Pop: Gegen den eigenen Engel
Die 25 Jahre alte «lowness» der Independent-Rockband Low ist gestört. Seit 1993 spielen das Ehepaar Alan Sparhawk und Mimi Parker so minimalistisch und sanft, dass man sie gerade noch hören kann. Das neue Album, «Double Negative», klingt hingegen wie eine Abrechnung mit sich selbst, zu lange haben sie im depressiven Schöngeist geschwelgt. Wo sich Low im letzten Album, «Ones and Sixes», zwischendurch auf elektronische Experimente einliessen, verschlingt der Noise nun stellenweise jeden Rest Harmonie. Das Resultat sind elf Tracks mit überraschenden Kompositionen aus übersteuerten Beats, Klangschnipseln, prägnanten Gitarrenriffs und kastriertem Pathos.
«Quorum» eröffnet das Album, die Stimmen versuchen, an die Oberfläche zu dringen, gehen aber immer wieder in brachialen Störgeräuschen unter. Die losen Textfragmente erachten Sparhawk und Parker als Statements zum gegenwärtigen politischen Klima in den USA. Sie sind wenig explizit. Kristallin klar hört man dafür die Botschaft, dass weitermachen wie zuvor unmöglich, weil allzu kleinbürgerlich wäre. Sparhawks Falsetto erstickt in «Always Trying to Work It Out» beim Versuch, zu kommunizieren, während Parker in «Fly» mit etwas gewürgter, aber tapferer Stimme dem Übel entgegentritt. Gleichzeitig ist da die Angst vor dem totalen Zerfall. Vielleicht machen sie deshalb im letzten Track «Disarray» den Wörtern ihren alten Platz frei über einem simplen maschinellen Beat und einer noch simpleren Melodie.

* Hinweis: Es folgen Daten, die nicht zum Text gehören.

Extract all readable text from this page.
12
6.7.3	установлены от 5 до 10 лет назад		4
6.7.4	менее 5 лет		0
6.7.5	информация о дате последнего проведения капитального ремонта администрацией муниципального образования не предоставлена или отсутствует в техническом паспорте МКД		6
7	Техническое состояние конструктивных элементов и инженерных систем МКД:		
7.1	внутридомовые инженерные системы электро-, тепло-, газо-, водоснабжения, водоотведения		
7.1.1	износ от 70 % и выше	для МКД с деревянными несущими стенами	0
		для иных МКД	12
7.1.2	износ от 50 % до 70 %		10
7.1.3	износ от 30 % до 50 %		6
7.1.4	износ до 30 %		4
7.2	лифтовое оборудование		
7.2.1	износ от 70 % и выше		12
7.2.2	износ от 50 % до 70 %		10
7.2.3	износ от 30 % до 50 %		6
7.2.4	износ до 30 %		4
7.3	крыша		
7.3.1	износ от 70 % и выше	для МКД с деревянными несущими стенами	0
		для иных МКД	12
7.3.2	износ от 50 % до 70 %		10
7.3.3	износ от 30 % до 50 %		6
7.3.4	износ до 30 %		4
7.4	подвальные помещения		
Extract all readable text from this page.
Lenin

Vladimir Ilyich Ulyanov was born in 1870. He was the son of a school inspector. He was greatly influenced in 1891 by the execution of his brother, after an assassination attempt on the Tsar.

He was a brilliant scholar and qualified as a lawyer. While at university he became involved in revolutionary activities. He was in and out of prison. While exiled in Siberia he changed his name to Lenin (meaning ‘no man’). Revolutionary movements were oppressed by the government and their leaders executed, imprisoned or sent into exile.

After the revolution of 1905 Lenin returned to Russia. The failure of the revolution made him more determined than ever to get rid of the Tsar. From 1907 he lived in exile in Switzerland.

Trotzdem bleiben Sparhawk und Parker der Gattung «gefallene Engel» treu. Der Wunsch, das Profane zu transzendieren, ist noch immer zu spüren, nur die Taktik scheint eine neue zu sein. Lieber greift man das Negative mit Negativem an, auch wenn die doppelte Negation nicht zwangsläufig in Bejahung kippen wird. Der einzige therapeutische Prozess, scheinen Low zu sagen, liegt darin, Klangwelten bröckelnder Kommunikation in eine neue Ordnung zu bringen. Der zweijährige Rückzug war es wert.